# Hugging Face Models

Looking at the lower level API of Transformers - the models that wrap PyTorch code for the transformers themselves.

In [None]:
# pip install -q requests torch bitsandbytes transformers sentencepiece accelerate

In [1]:
import os
from dotenv import load_dotenv
from huggingface_hub import login
from transformers import AutoTokenizer, AutoModelForCausalLM, TextStreamer, BitsAndBytesConfig
import torch
import gc

In [2]:
# Load the .env file
load_dotenv()

# Read and login with the token
hf_token = os.getenv("HF_TOKEN")
if hf_token is None:
    raise ValueError("HF_TOKEN not found in .env file")
login(hf_token)

Note: Environment variable`HF_TOKEN` is set and is the current active token independently from the token you've just configured.


In [None]:
# instruct models

LLAMA = "meta-llama/Meta-Llama-3.1-8B-Instruct"
PHI3 = "microsoft/Phi-3-mini-4k-instruct"
# GEMMA2 = "google/gemma-2-2b-it"
QWEN2 = "Qwen/Qwen2-7B-Instruct"
MIXTRAL = "mistralai/Mixtral-8x7B-Instruct-v0.1"

In [4]:
messages = [
    {
        "role": "system",
        "content": (
            "You are a dynamic, high-energy AI assistant with deep expertise in data science "
            "and machine learning. You engage audiences with enthusiasm, clever insights, "
            "and a dash of playful humor."
        )
    },
    {
        "role": "user",
        "content": (
            "Wow the crowd with a brilliantly witty, data-science-themed joke for a room of "
            "passionate Data Scientists! Reference their favorite tools, hilarious debugging "
            "moments, or common algorithmic quirks to ramp up the fun."
        )
    }
]

# Accessing Llama 3.1 from Meta

In order to use the fantastic Llama 3.1, Meta does require you to sign their terms of service.

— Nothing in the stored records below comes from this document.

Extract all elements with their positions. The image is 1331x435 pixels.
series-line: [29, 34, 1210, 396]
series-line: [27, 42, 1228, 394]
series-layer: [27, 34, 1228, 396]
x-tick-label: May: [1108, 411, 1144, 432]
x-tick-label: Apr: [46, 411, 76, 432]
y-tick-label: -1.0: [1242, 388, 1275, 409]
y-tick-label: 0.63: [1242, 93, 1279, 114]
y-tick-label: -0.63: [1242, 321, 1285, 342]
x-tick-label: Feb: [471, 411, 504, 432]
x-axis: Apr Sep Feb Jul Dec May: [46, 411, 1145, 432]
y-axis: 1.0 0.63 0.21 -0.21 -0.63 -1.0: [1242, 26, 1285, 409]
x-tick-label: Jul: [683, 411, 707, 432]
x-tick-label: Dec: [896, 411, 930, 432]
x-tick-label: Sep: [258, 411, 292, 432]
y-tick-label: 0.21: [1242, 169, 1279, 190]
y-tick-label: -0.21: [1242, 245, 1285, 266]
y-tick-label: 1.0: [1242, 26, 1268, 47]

Visit their model instructions page in Hugging Face:
https://huggingface.co/meta-llama/Meta-Llama-3.1-8B

In [5]:
# Quantization Config - this allows us to load the model into memory and use less memory

quant_config = BitsAndBytesConfig(
    load_in_4bit=True,
    bnb_4bit_use_double_quant=True,
    bnb_4bit_compute_dtype=torch.bfloat16,
    bnb_4bit_quant_type="nf4"
)

In [7]:
login()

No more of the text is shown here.